109. The method of any one of claims 91-108, wherein the subject is obese.

110. The method of any one of claims 91-109, further comprising administering an additional therapeutic to the subject.

111. The method of any one of claims 91-110, wherein the dsRNA agent is administered to the subject at a dose of about 0.01 mg/kg to about 10 mg/kg or about 0.5 mg/kg to about 50 mg/kg.

112. The method of any one of claims 91-111, wherein the agent is administered to the subject intravenously, intramuscularly, or subcutaneously.

113. The method of any one of claims 91-112, further comprising determining, the level of TRAF6 in the subject.

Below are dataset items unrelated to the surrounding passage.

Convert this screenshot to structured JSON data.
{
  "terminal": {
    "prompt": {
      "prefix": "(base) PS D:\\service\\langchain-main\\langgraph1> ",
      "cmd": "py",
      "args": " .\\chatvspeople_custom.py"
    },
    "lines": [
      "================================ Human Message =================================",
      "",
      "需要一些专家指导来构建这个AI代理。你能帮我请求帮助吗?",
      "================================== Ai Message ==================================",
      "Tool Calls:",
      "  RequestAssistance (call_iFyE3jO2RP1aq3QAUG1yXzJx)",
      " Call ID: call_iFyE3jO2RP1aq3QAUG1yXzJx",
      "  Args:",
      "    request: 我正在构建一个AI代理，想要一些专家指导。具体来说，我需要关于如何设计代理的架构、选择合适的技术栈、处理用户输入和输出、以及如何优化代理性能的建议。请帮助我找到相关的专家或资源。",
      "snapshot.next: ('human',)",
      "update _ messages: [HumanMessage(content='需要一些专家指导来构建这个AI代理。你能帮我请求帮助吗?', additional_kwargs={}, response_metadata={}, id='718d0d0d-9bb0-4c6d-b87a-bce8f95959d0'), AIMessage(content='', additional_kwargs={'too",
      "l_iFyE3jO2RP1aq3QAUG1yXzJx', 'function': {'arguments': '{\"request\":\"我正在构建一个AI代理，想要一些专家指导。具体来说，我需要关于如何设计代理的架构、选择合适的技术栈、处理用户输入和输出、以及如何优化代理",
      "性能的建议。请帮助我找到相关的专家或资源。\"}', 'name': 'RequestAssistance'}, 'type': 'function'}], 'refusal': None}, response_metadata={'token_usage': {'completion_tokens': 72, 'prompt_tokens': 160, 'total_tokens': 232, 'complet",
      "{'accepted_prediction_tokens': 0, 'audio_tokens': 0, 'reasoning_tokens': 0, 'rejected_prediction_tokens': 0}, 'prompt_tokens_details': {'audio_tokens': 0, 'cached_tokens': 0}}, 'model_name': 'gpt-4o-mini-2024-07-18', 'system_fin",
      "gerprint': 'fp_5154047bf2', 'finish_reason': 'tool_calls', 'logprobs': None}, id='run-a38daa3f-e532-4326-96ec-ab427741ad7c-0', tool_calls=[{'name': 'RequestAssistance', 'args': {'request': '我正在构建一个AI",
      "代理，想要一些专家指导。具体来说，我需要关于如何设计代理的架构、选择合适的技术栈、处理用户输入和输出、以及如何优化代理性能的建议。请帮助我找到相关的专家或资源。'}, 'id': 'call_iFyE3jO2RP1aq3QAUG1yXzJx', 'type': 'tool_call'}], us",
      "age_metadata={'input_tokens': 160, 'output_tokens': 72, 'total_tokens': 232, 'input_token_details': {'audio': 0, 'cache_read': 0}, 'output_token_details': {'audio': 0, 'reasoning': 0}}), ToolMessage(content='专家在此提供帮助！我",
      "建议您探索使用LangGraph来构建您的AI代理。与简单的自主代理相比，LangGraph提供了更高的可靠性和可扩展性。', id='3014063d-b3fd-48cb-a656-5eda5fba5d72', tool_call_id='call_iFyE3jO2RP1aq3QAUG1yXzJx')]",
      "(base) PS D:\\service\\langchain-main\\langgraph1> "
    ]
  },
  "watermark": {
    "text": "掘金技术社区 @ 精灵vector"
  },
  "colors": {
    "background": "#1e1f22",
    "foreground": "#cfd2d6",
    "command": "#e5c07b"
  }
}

114. A double stranded ribonucleic acid (dsRNA) agent for inhibiting expression of tumor necrosis factor receptor associated factor 6 (TRAF6) in a cell, wherein the dsRNA agent comprises a sense strand and an antisense strand forming a double stranded region, wherein the sense strand comprises a nucleotide sequence of any one of the agents in any one of Tables 3, 4, 5, 6, 7, 8, 9, or 10 and the antisense strand comprises a nucleotide sequence of any one of the agents in any one of Tables 3, 4, 5, 6, 7, 8, 9, or 10,

wherein substantially all of the nucleotide of the sense strand and substantially all of the nucleotides of the antisense strand are modified nucleotides, and

wherein the dsRNA agent is conjugated to a ligand.